Daniel Alliet

Priester Daniel Alliët: ‘Ik geloof erin en blijf erin geloven’

Karel Van der Auwera
© Brussel Deze Week
08/01/2014

“Ik zeg altijd: voortdoen. Want ooit moet en zal het veranderen. Voortdoen aan de basis en het vertalen in politieke eisen. De strijd tegen de armoede is een tijd de goede kant opgegaan, nu al jaren de slechte. Maar we moeten doorzetten, tot iedereen beseft dat egoïsme en winstbejag niet het belangrijkste zijn. Een rechtvaardige wereld, ik zal hem niet te zien krijgen, dat weet ik. Maar ik geloof erin en blijf ervoor vechten.” Het is goed om dezer dagen even stil te staan bij de stand van zaken met priester Daniel Alliët.
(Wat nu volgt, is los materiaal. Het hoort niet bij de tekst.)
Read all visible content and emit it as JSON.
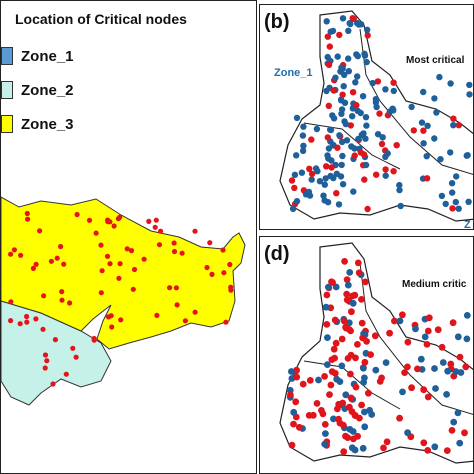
{
  "left_panel": {
    "title": "Location of Critical nodes",
    "legend": [
      {
        "label": "Zone_1",
        "color": "#5b9bd5"
      },
      {
        "label": "Zone_2",
        "color": "#c6f1e8"
      },
      {
        "label": "Zone_3",
        "color": "#ffff00"
      }
    ],
    "node_color": "#e5141b"
  },
  "panel_b": {
    "label": "(b)",
    "note": "Most critical",
    "zone_label": "Zone_1",
    "zone_label_2": "Z",
    "blue_color": "#1f5f9a",
    "red_color": "#e0141b"
  },
  "panel_d": {
    "label": "(d)",
    "note": "Medium critic"
  }
}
Z eventig wordt hij dit jaar, Daniel Alliët. Boerenzoon uit Wijtschate, het Westvlaamse Heuvelland. Boerenzoon met een onverdroten inzet voor de vierde én de derde wereld. Nu al 27 jaar is hij het gezicht van de Begijnhofkerk, leeft hij in Molenbeek. Tussen zijn mensen. Leven, dat is twee hoog, boven wat ooit Café La Paix was. Zijn kamertje, amper vijf bij vijf, volgestouwd met boeken en prullaria. Samen met hem geniet ik op deze druilerige ochtend van een warme kop koffie en een goed gesprek.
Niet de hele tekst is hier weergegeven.